Building on secure system engineering foundations, research in tactical systems cyber security considers the architecture, design and re-architecture of defense systems to include cyber security concerns, as well as life cycle management of the supply chain and the overall bill of materials (components) including hardware and software comprising such tactical systems. In addition, operational readiness in the face of persistent and endemic threats and partial compromise are key research themes.
People are part of all cyber-related systems and organizations. They comprise a majority of the threats within organizations. The design of organizational approaches to cyber security cannot ignore the human element. The research and development in this area focuses on building systems, processes, human interactions, motivations and strategies that lead to organizations that are resilient to many kinds of human-related attacks including, but not limited to, social engineering.
Industrial control systems, Internet of Things devices and their convergence in the industrial Internet of Things is a major transformation ongoing in society, industry and government. The integration of cloud computing with “IoT devices,” smart phones, and wearables is changing the landscape of information technology. Understanding how to architect, manage, control and secure such systems is the principal research and development focus of this area, with emphasis on forensics, continuous monitoring, scalability and co-design of such systems in the face of faults and cyber threats.

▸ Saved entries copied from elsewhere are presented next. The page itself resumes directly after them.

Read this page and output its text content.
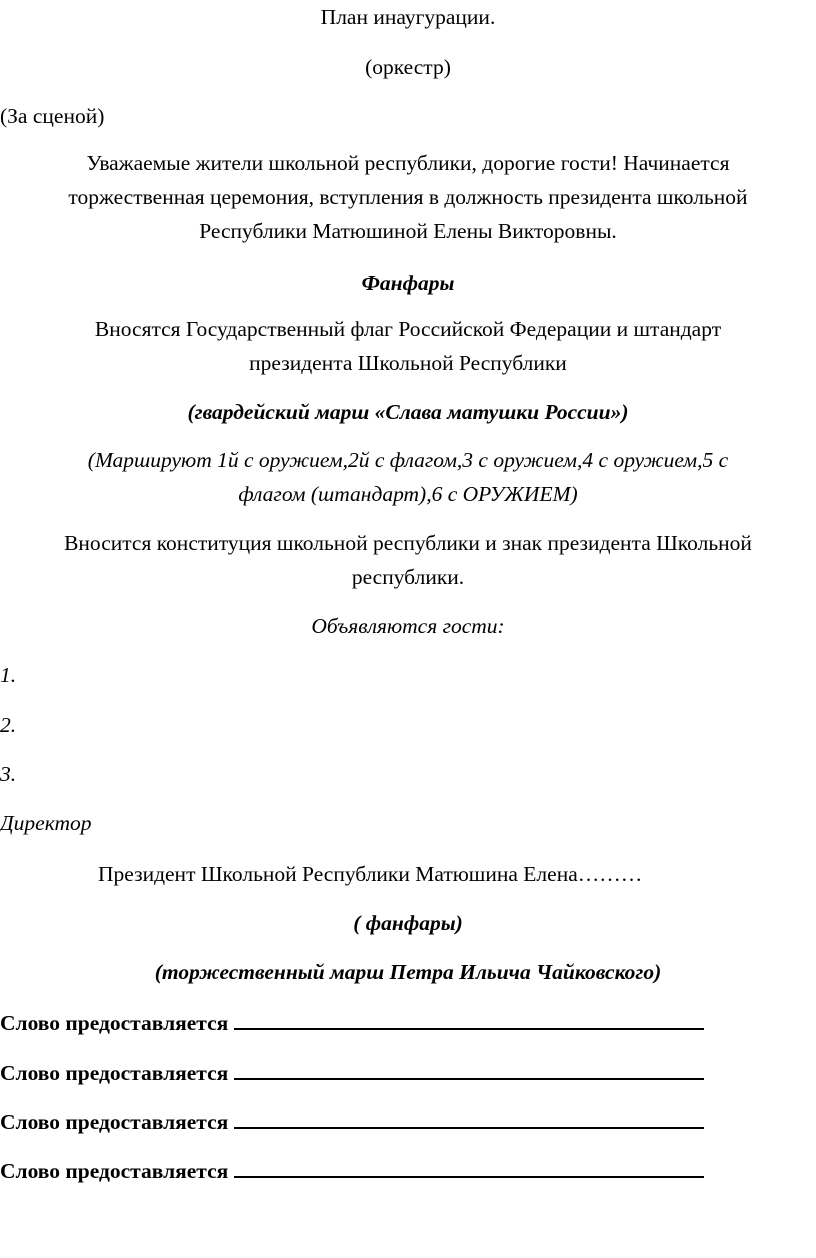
План инаугурации.
(оркестр)
(За сценой)
Уважаемые жители школьной республики, дорогие гости! Начинается
торжественная церемония, вступления в должность президента школьной
Республики Матюшиной Елены Викторовны.
Фанфары
Вносятся Государственный флаг Российской Федерации и штандарт
президента Школьной Республики
(гвардейский марш «Слава матушки России»)
(Маршируют 1й с оружием,2й с флагом,3 с оружием,4 с оружием,5 с
флагом (штандарт),6 с ОРУЖИЕМ)
Вносится конституция школьной республики и знак президента Школьной
республики.
Объявляются гости:
1.
2.
3.
Директор
Президент Школьной Республики Матюшина Елена………
( фанфары)
(торжественный марш Петра Ильича Чайковского)
Слово предоставляется
Слово предоставляется
Слово предоставляется
Слово предоставляется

The McCrary Institute carries state-of-the-art, peer-reviewed research and outreach toward advancing responsible natural resource development and conservation. Our focus will be on conservation and management of forested landscapes and wildlife habitat for socioeconomic and environmental benefits. Given the economic importance of wildlife in Alabama and elsewhere, it is critical we gain the capability to maintain populations as habitats are threatened by urban expansion and shifts in climate. Similarly, rural economies and community well-being are often dependent on forest resources for income, health and water protection and recreation. These services are jeopardized by the same factors that threaten wildlife habitat but must be sustained to ensure the highest possible living standard in rural areas.